Dotta conferenza «in situ» dei Dott. Rusconi agli allievi della Regia Scuola Tecnica di Ventimiglia.
Le «Bausse Rosse» un secolo fa
A rovistare tra le cose vecchie, si sa, si trova sempre qualcosa di interessante, che sia al mercatino delle pulci o tra raccolte, anche polverose, di documenti o di libri. Le cose non hanno valore in sé, ma quello che noi attribuiamo loro. A volte ingiustamente scarso; ma solo il tempo lo può dire. Bene quindi conservare prudentemente.
Il che mi ha offerto la possibilita di imbattermi in una “chicca”: un opuscolo stampato a Bordighera dalla tipografia di Luigi Billi, poi trasferitasi a Ventimiglia, esattamente cento anni fa.
* * * * *
Un centenario tanto più interessante poiché si tratta di una conferenza tenuta il 31 gennaio 1889 alle «Bausse rosse» per li allievi della Regia Scuola Tecnica di Ventimiglia dal dott. A. Rusconi.
L’argomento «L’uomo preistorico» non poteva essere più adatto al luogo.

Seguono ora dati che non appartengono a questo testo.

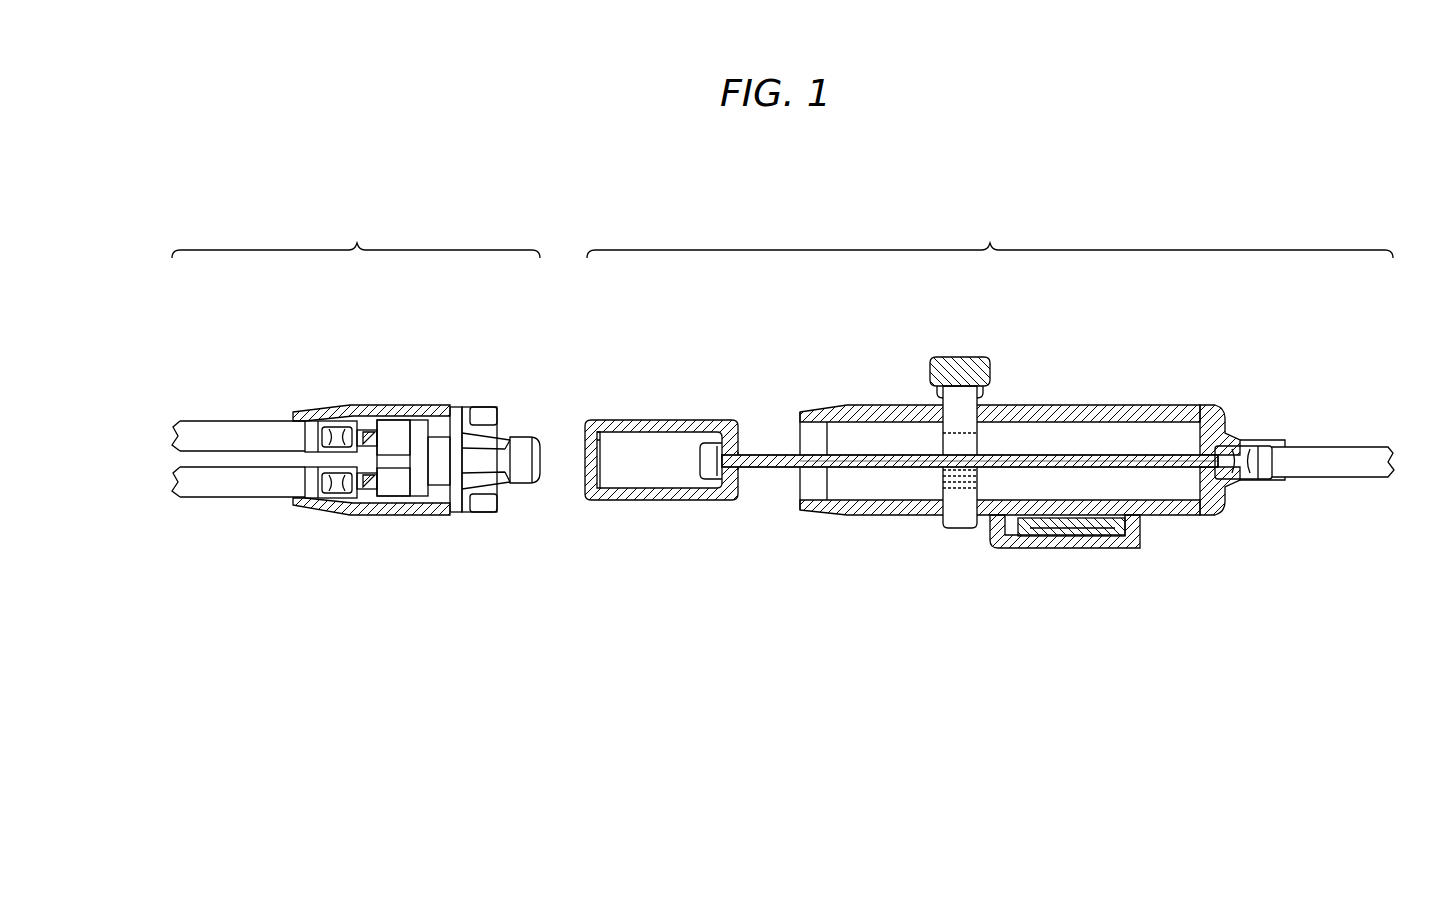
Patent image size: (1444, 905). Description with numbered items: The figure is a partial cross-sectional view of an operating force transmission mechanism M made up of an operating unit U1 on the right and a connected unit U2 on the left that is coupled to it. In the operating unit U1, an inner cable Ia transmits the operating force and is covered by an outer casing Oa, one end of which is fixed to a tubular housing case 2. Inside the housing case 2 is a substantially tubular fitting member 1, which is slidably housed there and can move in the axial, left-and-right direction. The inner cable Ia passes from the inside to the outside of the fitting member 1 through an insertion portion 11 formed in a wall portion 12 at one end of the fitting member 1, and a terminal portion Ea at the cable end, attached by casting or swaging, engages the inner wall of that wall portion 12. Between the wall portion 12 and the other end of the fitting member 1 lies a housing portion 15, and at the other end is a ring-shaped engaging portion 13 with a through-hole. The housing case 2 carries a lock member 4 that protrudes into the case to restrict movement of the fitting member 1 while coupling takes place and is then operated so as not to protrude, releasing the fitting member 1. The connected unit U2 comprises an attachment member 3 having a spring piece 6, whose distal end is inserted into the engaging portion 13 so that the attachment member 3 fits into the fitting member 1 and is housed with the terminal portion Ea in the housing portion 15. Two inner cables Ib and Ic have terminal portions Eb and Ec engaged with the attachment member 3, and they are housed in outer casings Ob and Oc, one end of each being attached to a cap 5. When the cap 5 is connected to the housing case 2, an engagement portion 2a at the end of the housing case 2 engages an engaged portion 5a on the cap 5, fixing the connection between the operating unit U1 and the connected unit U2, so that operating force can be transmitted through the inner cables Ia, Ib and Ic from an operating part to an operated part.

The fitting member 1 is at (678, 409).
The housing case 2 is at (990, 520).
The engagement portion 2a is at (815, 515).
The attachment member 3 is at (440, 450).
The lock member 4 is at (958, 372).
The cap 5 is at (420, 505).
The engaged portion 5a is at (470, 520).
The spring piece 6 is at (490, 500).
The insertion portion 11 is at (748, 452).
The wall portion 12 is at (735, 482).
The engaging portion 13 is at (593, 428).
The housing portion 15 is at (627, 498).
The terminal portion Ea is at (708, 475).
The terminal portion Eb is at (408, 425).
The terminal portion Ec is at (418, 513).
The inner cable Ia is at (1085, 455).
The inner cable Ib is at (365, 420).
The inner cable Ic is at (362, 505).
The outer casing Oa is at (1340, 455).
The outer casing Ob is at (258, 430).
The outer casing Oc is at (253, 488).
The operating unit U1 is at (990, 243).
The connected unit U2 is at (357, 243).
The operating force transmission mechanism M is at (766, 651).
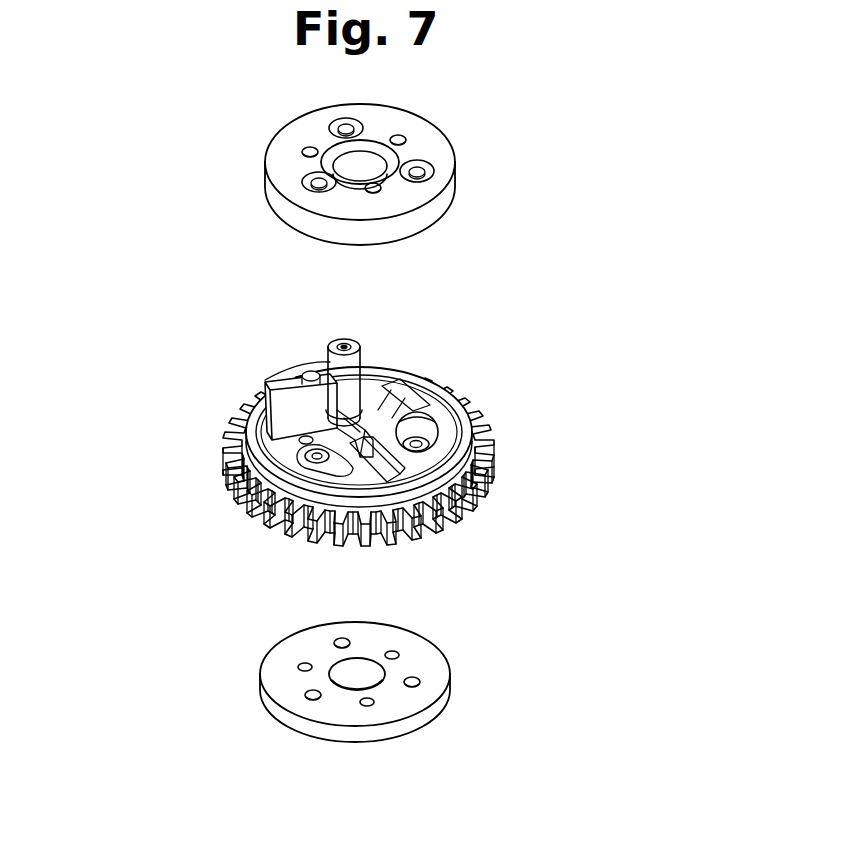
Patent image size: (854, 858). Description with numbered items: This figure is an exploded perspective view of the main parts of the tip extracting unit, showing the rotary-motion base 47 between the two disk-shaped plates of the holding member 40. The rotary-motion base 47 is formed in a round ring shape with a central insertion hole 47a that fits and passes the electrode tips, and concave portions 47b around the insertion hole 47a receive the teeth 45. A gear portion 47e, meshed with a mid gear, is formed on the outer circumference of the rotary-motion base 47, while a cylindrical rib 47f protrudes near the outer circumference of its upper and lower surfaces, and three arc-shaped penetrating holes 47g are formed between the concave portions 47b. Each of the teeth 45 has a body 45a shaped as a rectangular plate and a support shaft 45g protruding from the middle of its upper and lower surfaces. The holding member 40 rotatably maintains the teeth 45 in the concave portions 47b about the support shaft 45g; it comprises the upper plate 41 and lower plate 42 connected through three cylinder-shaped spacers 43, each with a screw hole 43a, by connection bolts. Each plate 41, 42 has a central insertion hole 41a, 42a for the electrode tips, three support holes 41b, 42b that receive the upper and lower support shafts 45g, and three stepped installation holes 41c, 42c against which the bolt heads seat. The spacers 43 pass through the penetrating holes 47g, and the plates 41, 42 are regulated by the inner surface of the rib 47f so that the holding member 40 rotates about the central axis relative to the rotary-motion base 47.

The holding member 40 is at (365, 404).
The plate 41 is at (379, 157).
The insertion hole 41a is at (337, 167).
The support hole 41b is at (304, 149).
The installation hole 41c is at (336, 123).
The plate 42 is at (391, 665).
The insertion hole 42a is at (337, 675).
The support hole 42b is at (300, 665).
The installation hole 42c is at (338, 640).
The spacer 43 is at (396, 349).
The screw hole 43a is at (343, 343).
The teeth 45 is at (242, 358).
The body 45a is at (283, 380).
The support shaft 45g is at (309, 371).
The rotary-motion base 47 is at (350, 409).
The insertion hole 47a is at (420, 425).
The concave portion 47b is at (492, 460).
The gear portion 47e is at (490, 453).
The cylindrical rib 47f is at (462, 425).
The penetrating hole 47g is at (457, 392).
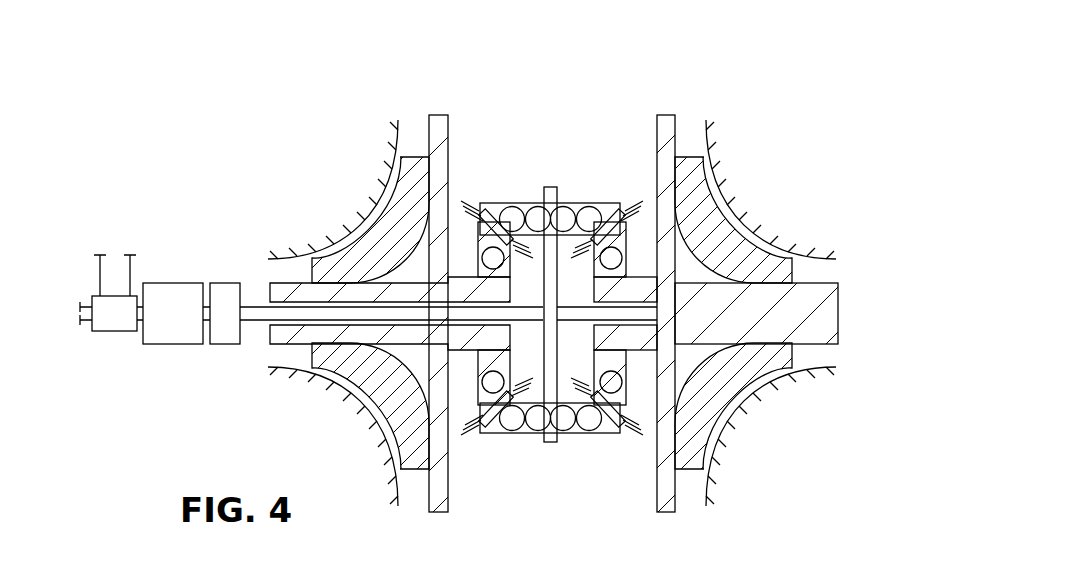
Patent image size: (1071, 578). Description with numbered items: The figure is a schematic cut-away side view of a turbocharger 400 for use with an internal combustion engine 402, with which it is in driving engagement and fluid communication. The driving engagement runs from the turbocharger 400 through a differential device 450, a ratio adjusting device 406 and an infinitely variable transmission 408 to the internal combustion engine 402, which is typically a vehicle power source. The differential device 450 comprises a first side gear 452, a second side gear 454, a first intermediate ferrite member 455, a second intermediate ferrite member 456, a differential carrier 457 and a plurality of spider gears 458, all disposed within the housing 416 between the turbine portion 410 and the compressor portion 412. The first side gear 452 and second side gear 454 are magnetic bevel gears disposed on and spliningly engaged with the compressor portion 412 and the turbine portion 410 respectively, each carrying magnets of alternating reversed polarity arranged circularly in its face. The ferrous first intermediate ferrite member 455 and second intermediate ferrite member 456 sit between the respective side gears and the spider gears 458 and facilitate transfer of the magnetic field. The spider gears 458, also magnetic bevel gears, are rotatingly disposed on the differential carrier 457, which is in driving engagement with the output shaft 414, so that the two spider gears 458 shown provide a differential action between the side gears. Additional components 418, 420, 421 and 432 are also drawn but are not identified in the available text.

The turbocharger 400 is at (722, 73).
The internal combustion engine 402 is at (113, 332).
The ratio adjusting device 406 is at (221, 345).
The infinitely variable transmission 408 is at (175, 345).
The turbine portion 410 is at (838, 300).
The compressor portion 412 is at (270, 291).
The output shaft 414 is at (260, 327).
The housing 416 is at (399, 122).
The electrical lead 418 is at (96, 297).
The electrical lead 420 is at (133, 290).
The shaft 421 is at (417, 308).
The shaft end 432 is at (86, 323).
The differential device 450 is at (516, 160).
The first side gear 452 is at (501, 266).
The second side gear 454 is at (603, 375).
The first intermediate ferrite member 455 is at (488, 203).
The second intermediate ferrite member 456 is at (605, 434).
The differential carrier 457 is at (559, 270).
The spider gears 458 is at (597, 203).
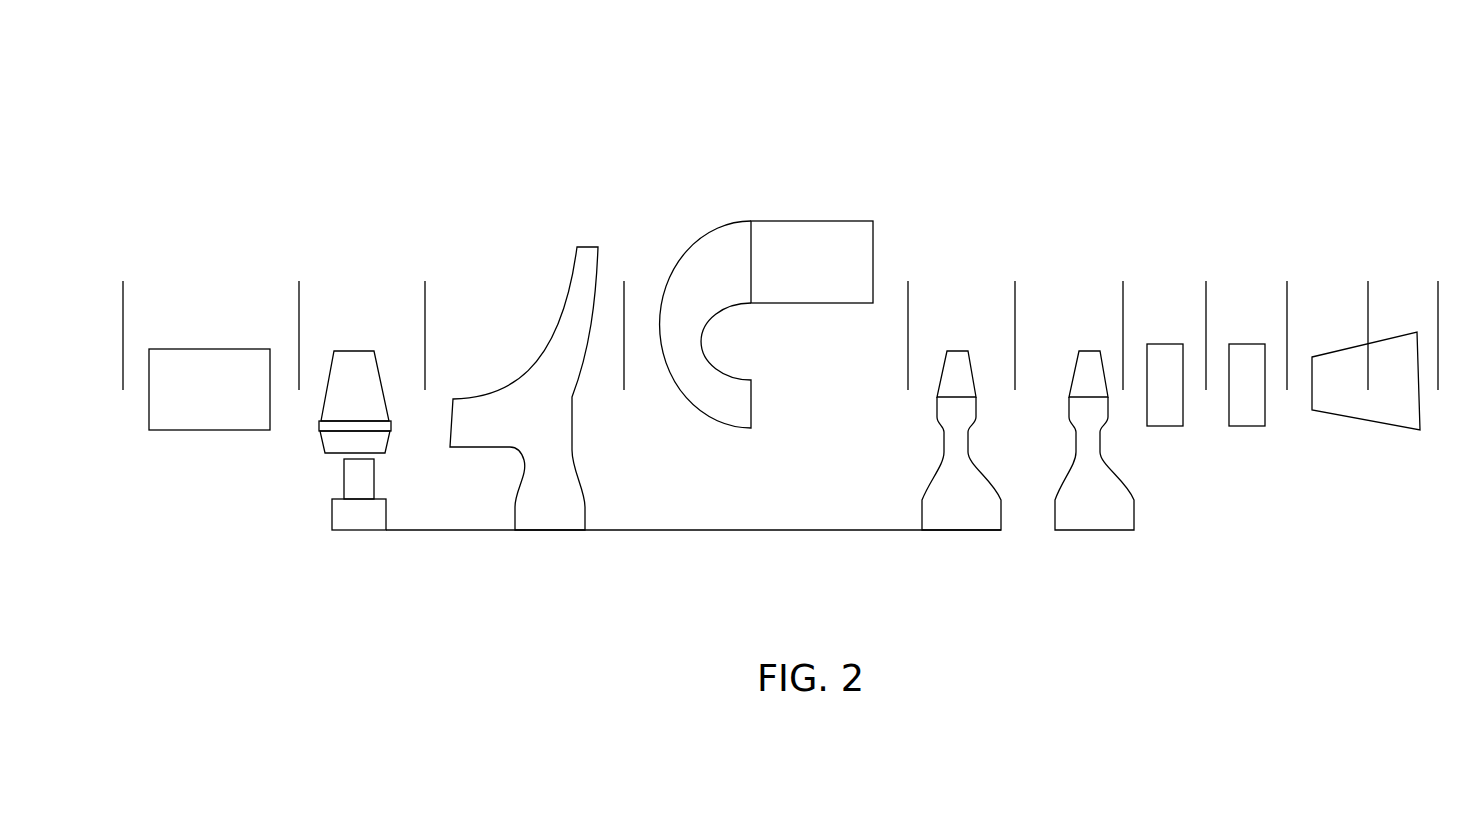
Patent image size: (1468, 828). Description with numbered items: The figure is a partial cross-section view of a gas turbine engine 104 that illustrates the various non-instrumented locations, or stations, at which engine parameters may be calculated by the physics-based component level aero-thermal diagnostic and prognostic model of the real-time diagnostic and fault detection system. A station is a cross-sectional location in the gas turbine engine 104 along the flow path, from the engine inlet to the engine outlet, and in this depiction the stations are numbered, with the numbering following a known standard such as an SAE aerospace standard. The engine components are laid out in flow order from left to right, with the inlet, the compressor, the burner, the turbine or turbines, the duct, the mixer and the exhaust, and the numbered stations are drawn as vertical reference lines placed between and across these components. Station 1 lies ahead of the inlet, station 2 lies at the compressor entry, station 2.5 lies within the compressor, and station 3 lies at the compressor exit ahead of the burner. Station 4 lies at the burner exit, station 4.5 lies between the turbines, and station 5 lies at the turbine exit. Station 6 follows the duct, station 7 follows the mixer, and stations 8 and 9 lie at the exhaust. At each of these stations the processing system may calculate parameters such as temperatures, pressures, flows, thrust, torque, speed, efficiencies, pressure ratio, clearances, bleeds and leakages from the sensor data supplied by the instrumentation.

Il discorso ha molte ingenuità e le leggerezze retoriche proprie dei discorsi d’occasione del passato (ma chissà come saranno giudicati i nostri ...), aggravate dal proposito esortativo per i giovani ascoltatori.
Non si trattava solo di far capire le infinite deduzioni ricavabili da qualche scheggia di pietra trovata in certi strati del sottosuolo, con utili indicazioni di «cultura materiale» (si direbbe oggi) e di preistoria sociale.
C’erano da illustrare le meraviglie della paleontologia, che permetteva di riscoprire le antiche civiltà «di esseri simili a noi, ma ben di noi più disgraziati, perché privi di tutti quegli agi che l’umano progresso ha in oggi inventato».
Alle «Bausse rosse, gli studenti potevano toccare con mano «quanto smisurato cammino da quei lontanissimi giorni sia stato dal genere umano percorso», dalla «rude civiltà, fondata sulla maggior forza dei muscoli e del braccio, alla nostra, che sulla potenza della mente fonda la sua ragione, o innalza il suo diritto».
La prima guerra mondiale e il crollo di tante certezze positivistiche erano allora ancora lontane; ma era una realtà del tempo il colonialismo europeo.
Ebbene, avendo avuto la ventura della presenza alla conferenza, di «ospiti illustri quali S. Bonfils, paleontologo, allora direttore del Museo di Mentone, e Clarence Bicknell di Londra, botanico e geologo distintissimo» il Dott. Rusconi trovò naturale- prima di concludere con un “viva la Francia ! viva l’Inghilterra ! viva l’Italia ! - ricordare rappresentate, in quel giorno, «due delle più grandi potenze del mondo, la Francia, lume di libertà, e l’Inghilterra, esempio nei secoli presenti dell’antica virtù dei conquistatori del mondo».
Non seguiremo analiticamente il nostro conferenziere. Esistono, da tempo, aggiornate e più scaltrite illustrazioni dell’importanza di quelle «balme o caverne (.....) la cui esplorazione regolare e completa si può dire sia cominciata dal giorno in cui il piccone dei minatori cominciò a lavorare per aprire in queste rocce un passaggio alla vaporiera».
Nel corso di una ricerca terminata nel 2011, portando avanti gli scavi nel Riparo Bombrini, sito rasente i binari della ferrovia Ventimiglia-Nizza, l'antropologo Julien Riel-Salvatore, della University of Colorado Denver, ha studiato l'organizzazione degli spazi interni praticata da ominidi Neanderthal, della cultura di Aurignac, in Era Tardo Mousteriana, quarantamila anni orsono.
Una caverna stretta e lunga, divisa in tre settori. All'ingresso, l'illuminazione esterna consentiva di trasformare le pietre in utensili, limitando i rischi d'infortunio, ma permetteva anche la macellazione degli animali catturati.
Più all'interno, attorno al focolare, cucinavano, pranzavano scambiando notizie e nozioni; sul fondo, nell'area più riparata, tenuta sgombra, si sdraiavano nelle ore di riposo. Un assetto che assomiglia molto ai comportamenti dell'uomo moderno.